More convenience store owners should be applying for on-trade licences to capitalise on the rising number of people working away from the traditional office, according to Spar MD Debbie Robinson.
Speaking at the Him conference yesterday, Robinson said the key was to embrace the changing habits of consumers, with a growth in people working remotely in cafes and coffee shops.
“We think you just have to be licensed for the on-trade, because let’s face it, all those coffee shops are starting to flog their stuff in our shops - we’ve got to go and get a little bit more of that important share.
“We should embrace internet start-ups by making stores that have wifi access, we know they’re going to stay there for three hours but embrace that and there might be a great idea that comes through.”
She also cited the role that electric cars would play in future in driving foodservice within convenience as consumers stay longer at service stations to charge their cars and sit to eat in.

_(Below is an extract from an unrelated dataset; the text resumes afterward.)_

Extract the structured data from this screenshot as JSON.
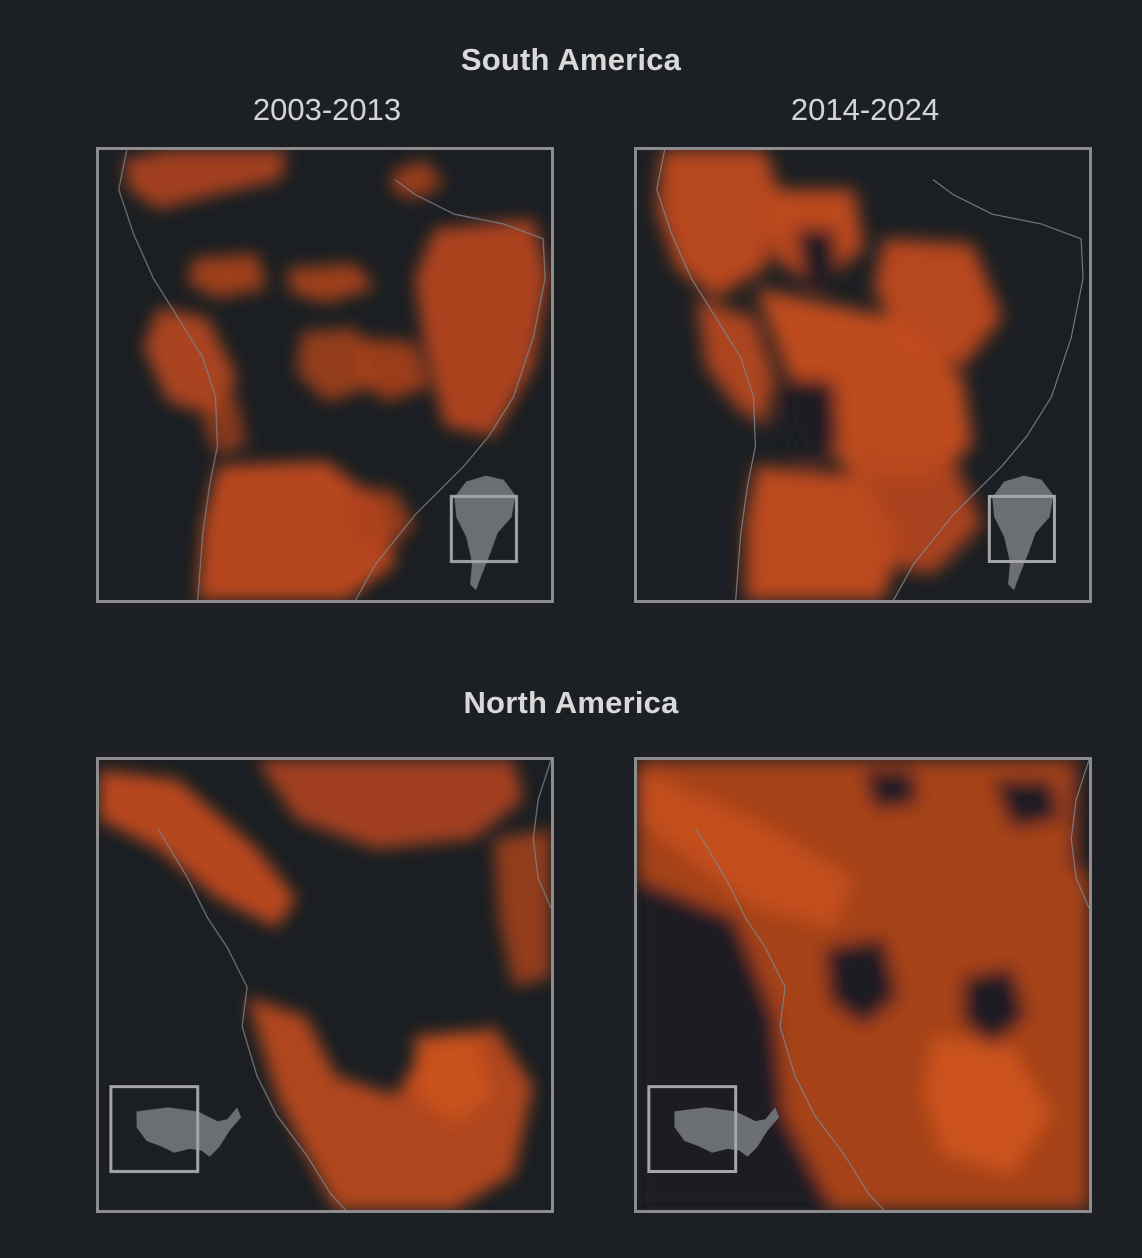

“We think leisure facilities are going to be absolutely relevant, when consumers are waiting to have their cars charged for however long it’s actually going to take,” said Robinson.
She added there was room to expand convenience foodservice further, saying that while stores have already provided breakfast and lunchtime solutions, the evening market was still relatively untapped.
Robinson flagged up the rise in popularity of Sunday roasts in convenience stores, and added that Spar was looking to expand Daily Deli’s offering further.
“It’s incredible how many people turn up to a convenience store for a Sunday roast and once you’ve established that you’re going to be able to get them for Monday nights.
“One of the developments we’ve been looking at with the Daily Deli is the dish of the day, with a meat-free Monday option and a fish dish on a Friday and doing it really simply and quite carefully.”